Une situation en demi-teinte qui a affecté toutes les tailles d'entreprises et l'ensemble des secteurs d'activité, à commencer par ceux les plus durement frappés par les restrictions sanitaires (hébergement-restauration...). Les mesures d'aide déployées par Bercy et les attitudes conciliantes de quelques entreprises ont cependant permis de limiter la casse : "La mise en place de dispositifs publics de soutien et l'action de certains clients vis-à-vis de leurs fournisseurs - par les versements d'acomptes et le paiement accéléré de leurs factures - a permis de contenir le phénomène", indique le rapport.

 

Amélioration continue

 

L'Administration fait pour sa part office de très bon élève, puisque les structures publiques "ont pu assurer la continuité du paiement des fournisseurs par la mise en place de plans de continuité et de reprise d'activité et par l'adoption de mesures législatives et réglementaires spécifiques". Ce qui a permis d'obtenir des résultats "remarquables" aux dires de l'observatoire, à savoir des délais de paiement de 2 jours en moyenne pour l'État, 1 seul jour pour les communes, 2,8 jours pour les départements et 5,5 jours pour les régions.

 

Il semblerait en réalité que l'exercice 2020 n'ait fait que s'inscrire dans une amélioration durable de la situation. En effet, les délais de paiement affichaient déjà une "baisse très nette et quasi-généralisée" en 2019, année qui faisait elle-même suite à quatre exercices de relative stabilité. Alors que les délais clients et les délais fournisseurs se chiffraient respectivement à 50 et 61 jours en 2004, ils n'étaient plus que de 43 et 49 jours en 2019.

 

Les TP probablement plus concernés que le bâtiment

 

Le secteur du bâtiment et des travaux publics, comme tous les autres secteurs économiques, profite de cette embellie financière.
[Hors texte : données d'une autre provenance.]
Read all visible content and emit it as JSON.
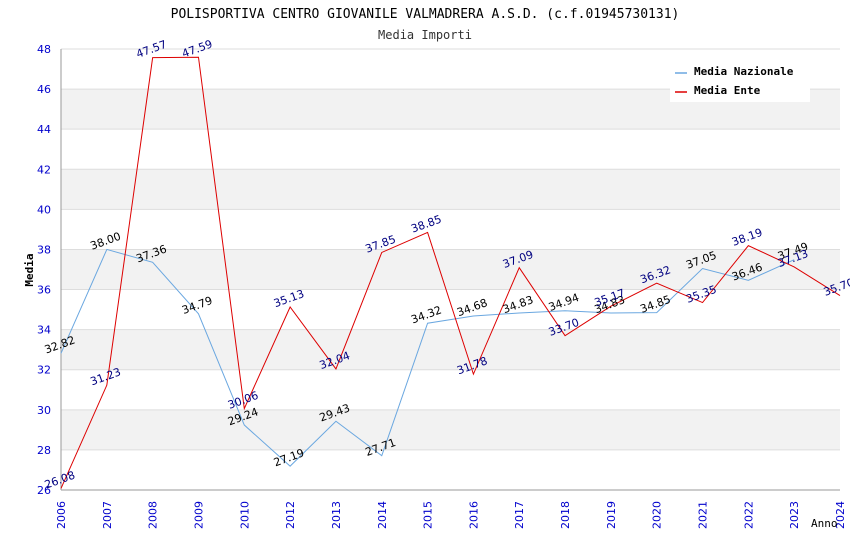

Ce qui ne s'explique pas particulièrement : "Il est difficile d'identifier une cause unique à cette évolution favorable dont les facteurs sont à chercher dans un contexte macro-économique porteur, l'extension de la dématérialisation et de la facturation électronique, l'effet dissuasif des sanctions. Dans le même temps, les administrations poursuivaient la modernisation des processus de la dépense publique, favorisant la réduction des délais de paiement", résume l'observatoire.

 

Mais il y a encore du chemin à parcourir dans le BTP, qui est, derrière les secteurs de l'information-communication et du conseil-services aux entreprises, l'une des filières les plus touchées par le phénomène. Même si, là encore, la situation dans la construction s'améliore : les délais clients sont passés de 64,4 à 62,9 jours entre 2018 et 2019, quand les délais fournisseurs sont passés de 56,1 à 53,8 jours sur la même période. Les travaux publics sont probablement davantage impactés dans la mesure où leur activité repose largement sur la commande publique : "Les secteurs dont la clientèle est en revanche tournée vers les entreprises et les donneurs d'ordre du secteur public enregistrent une proportion de retards de paiement significative, avec plus de 30% d'entreprises payées au-delà de 60 jours", souligne le document. Par la suite, le BTP a réussi à contenir l'augmentation des délais due à la crise du Covid à 1,4 jour.

 


Comment se répartissent les durées des retards de paiement dans le BTP ?

 

En 2019, le secteur de la construction subissait en moyenne 53% de retards clients. Dans le détail, les retards de moins d'un mois étaient de 31%, ceux d'un à deux mois de 15%, et ceux de plus de deux mois de 7%. Chez les fournisseurs de la filière, les retards étaient de 34%, dont 26% de moins d'un mois, 6% d'un à deux mois et 2% de plus de deux mois.

 

Dans l'immobilier, les délais clients affichent déjà de très bons chiffres, étant passés de 25,7 à 23 jours entre 2018 et 2019. Seul bémol : les délais fournisseurs, qui restent élevés, passant de 58,1 à 54,3 jours sur le même laps de temps.